This chapter examines issues relating to evaluation of educational interventions. It considers the types of questions that might be framed from an educational perspective, the sources that might supply answers to such questions, and the quality of the evidence base. Whether evidence from education research is put into practice, and barriers to acting on the evidence are also considered. Key studies from within the domain are used to illustrate issues and methods. Educational approaches within an information setting encompass everything from user education to staff development and training. A subsequent special topic examines the evidence base for the training of users in information skills.
What is evidence-based education?
What do we mean by evidence-based education, and what kinds of research might those involved in teaching and learning do? Much existing published research centres on education policy, and very little is actually evidence-based. In addition, much research has been carried out in the context of primary and secondary education, where much of the controversy and public interest lies. In fact, even here Davies et al. (2000) suggest that the evidence base is weak and that ‘there is often not a culture of teachers using research to inform their everyday school practice’. In this chapter we focus on research undertaken with regard to adult and lifelong learning. However we should acknowledge, albeit in passing, the considerable work that exists looking at evidence-based practice in relation to the contribution of the school librarian (Todd, 2001; Todd, 2002a; Todd, 2002b; Todd, 2003).

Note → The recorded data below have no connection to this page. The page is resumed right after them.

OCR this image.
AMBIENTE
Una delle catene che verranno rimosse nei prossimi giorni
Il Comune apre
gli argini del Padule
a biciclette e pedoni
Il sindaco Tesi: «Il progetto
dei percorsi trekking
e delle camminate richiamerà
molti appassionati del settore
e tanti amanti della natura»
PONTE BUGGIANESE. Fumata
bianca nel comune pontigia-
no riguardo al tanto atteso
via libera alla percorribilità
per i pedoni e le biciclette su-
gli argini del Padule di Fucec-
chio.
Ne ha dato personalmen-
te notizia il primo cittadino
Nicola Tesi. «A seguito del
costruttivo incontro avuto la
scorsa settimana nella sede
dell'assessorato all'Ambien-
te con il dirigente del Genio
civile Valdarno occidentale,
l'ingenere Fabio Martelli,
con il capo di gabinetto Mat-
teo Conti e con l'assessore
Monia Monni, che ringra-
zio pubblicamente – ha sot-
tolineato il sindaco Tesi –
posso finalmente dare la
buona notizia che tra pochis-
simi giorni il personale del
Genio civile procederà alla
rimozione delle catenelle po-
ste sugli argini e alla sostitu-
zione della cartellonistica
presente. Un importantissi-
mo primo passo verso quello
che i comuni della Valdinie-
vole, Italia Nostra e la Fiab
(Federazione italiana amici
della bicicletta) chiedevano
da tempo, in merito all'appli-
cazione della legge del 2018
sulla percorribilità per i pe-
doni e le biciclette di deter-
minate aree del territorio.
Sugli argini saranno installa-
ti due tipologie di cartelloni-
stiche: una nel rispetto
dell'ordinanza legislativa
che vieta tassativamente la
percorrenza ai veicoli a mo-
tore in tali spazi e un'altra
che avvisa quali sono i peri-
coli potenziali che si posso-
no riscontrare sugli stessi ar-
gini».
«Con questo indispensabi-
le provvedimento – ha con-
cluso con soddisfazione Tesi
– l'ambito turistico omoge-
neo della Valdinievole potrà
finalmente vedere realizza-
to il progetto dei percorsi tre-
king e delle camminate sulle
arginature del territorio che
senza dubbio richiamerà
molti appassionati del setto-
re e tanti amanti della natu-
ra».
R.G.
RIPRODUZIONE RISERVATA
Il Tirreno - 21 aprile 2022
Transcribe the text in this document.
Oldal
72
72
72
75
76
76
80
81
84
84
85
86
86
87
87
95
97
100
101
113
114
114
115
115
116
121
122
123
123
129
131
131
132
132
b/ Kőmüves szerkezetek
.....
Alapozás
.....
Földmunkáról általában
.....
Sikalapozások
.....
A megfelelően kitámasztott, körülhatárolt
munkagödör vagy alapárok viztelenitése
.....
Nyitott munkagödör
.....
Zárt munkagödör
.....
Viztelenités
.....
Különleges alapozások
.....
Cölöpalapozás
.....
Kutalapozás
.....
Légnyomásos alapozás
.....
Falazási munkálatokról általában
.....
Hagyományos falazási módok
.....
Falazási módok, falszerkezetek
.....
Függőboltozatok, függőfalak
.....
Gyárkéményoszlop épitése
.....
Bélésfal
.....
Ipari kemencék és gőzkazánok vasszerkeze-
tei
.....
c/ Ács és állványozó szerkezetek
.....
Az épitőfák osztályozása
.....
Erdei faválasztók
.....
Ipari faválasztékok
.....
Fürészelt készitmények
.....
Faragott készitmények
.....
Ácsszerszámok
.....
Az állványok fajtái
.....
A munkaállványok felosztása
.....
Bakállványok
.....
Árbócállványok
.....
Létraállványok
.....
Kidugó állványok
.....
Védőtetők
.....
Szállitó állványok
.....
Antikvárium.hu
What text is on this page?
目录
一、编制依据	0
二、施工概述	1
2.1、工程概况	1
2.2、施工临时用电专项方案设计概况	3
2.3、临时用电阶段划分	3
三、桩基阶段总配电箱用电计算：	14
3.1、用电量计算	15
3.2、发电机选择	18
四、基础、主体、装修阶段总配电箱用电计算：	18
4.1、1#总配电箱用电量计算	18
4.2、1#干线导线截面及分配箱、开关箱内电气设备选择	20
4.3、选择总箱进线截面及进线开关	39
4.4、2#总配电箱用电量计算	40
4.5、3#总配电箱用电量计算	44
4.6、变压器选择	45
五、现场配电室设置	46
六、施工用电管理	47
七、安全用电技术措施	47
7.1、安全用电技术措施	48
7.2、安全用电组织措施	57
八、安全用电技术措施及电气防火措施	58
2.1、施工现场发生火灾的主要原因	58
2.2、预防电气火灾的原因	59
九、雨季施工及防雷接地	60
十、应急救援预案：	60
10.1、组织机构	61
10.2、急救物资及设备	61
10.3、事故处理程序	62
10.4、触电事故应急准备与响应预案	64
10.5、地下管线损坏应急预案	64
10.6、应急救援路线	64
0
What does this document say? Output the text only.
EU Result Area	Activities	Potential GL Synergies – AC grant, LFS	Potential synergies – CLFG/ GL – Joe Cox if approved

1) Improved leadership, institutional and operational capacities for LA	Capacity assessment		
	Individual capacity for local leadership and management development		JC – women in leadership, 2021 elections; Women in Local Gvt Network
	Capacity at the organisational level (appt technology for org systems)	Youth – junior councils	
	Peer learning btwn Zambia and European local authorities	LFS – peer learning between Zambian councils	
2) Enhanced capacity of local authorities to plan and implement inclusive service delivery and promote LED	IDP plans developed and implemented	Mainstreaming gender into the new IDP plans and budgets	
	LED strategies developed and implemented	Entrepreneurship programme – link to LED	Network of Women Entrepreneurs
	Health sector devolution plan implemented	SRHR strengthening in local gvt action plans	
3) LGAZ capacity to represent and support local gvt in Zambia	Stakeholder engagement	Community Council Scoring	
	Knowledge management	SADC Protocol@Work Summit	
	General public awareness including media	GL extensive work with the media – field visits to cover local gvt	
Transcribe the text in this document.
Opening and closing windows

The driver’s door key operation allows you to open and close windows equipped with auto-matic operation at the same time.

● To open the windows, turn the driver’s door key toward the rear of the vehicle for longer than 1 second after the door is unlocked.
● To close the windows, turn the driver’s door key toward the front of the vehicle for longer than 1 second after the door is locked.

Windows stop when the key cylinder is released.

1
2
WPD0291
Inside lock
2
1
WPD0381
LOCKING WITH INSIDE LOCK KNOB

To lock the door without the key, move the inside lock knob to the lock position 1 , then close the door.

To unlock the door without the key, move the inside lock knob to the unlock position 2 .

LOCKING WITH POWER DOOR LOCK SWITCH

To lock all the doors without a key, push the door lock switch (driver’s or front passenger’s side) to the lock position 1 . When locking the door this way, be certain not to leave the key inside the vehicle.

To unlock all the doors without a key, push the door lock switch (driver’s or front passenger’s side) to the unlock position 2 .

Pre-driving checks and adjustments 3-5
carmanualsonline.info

Evidence-based education is ‘(t)he integration of professional wisdom with the best empirical evidence in making decisions about how to deliver instruction’. The authors of this definition argue that professional wisdom is important for helping to adapt empirical evidence to local situations, and that randomized control trials are the best way to establish empirical evidence.
Fierce debate surrounds the relevance and appropriateness of research methodologies for educational interventions. Some see the gold standard of evidence in this context as multiple replications of small scale, randomized controlled trials of feasible interventions in real-life settings (Fitz-Gibbon, Tymms and Coe, 2000) while others strongly challenge this view (Morrison 2001; Hammersley 2001).